I know what the problem is. If I change the "value" keyword ","params":[{"key":"info","value" in the message to "dummy_value", it parses correctly. That is why I have done the gsub. But the gsub doesn’t work. Well it does work, but it doesn’t fix this issue. The message only parses when I change the value in the message itself.

Has anybody seen this before?

Hey Stu,

there is an inconsistency in your data compared to the way how Elasticsearch handles it.

First, the simulate pipeline API only creates the JSON document, but does not try to index anything, which means not all the checks are run, only the conversion happens.

Let's take a look at the JSON document, specifically the params field

"params" : [
            {
              "key" : "info",
              "dummy_value" : {
                "features" : {
                   ...
                }
              }
            },
            {
              "key" : "token",
              "dummy_value" : "[FILTERED]"
            },
            {
              "key" : "last_update",
              "dummy_value" : "8b749dd0becc849c3ecc2b93bace9261"
            }
          ]

The dummy_value field is a string field in two cases, but an object field in one case. This confuses the indexing component, as it cannot properly assign a mapping due to changing data structures.

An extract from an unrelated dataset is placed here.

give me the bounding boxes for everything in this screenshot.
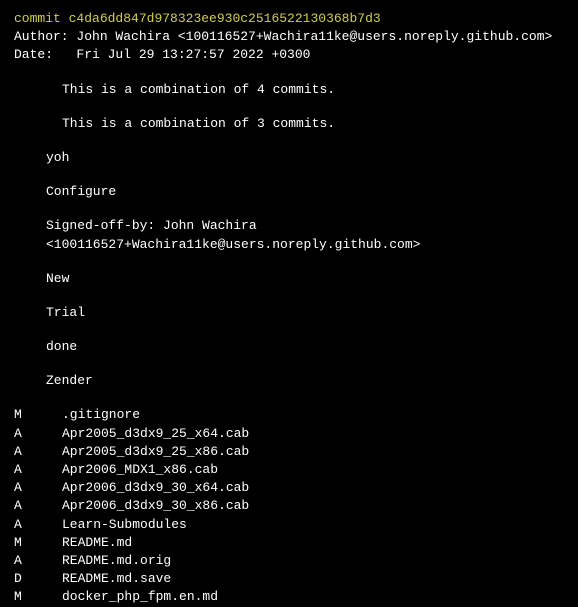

You need to make sure, that those fields are always either a string or a complex JSON object (or just not index & make them searchable them at all, then this is fine as well).

--Alex

Thank you Alex.

With the help of support, we tweaked the gusub to only match the object field and not the string field and now it works:-

PUT _ingest/pipeline/gitlab_api_json_pipe
{
  "processors": [
    {
         "gsub": {
           "field": "message",
           "pattern": "value\":\\{",
           "replacement": "dummy_value\":\\{"

         },
         
         "json": {
          "field": "message",
          "add_to_root": true
        }
      },
    {
      "remove": {
        "field": "message"
      }
    }
    
  ]
}

This topic was automatically closed 28 days after the last reply. New replies are no longer allowed.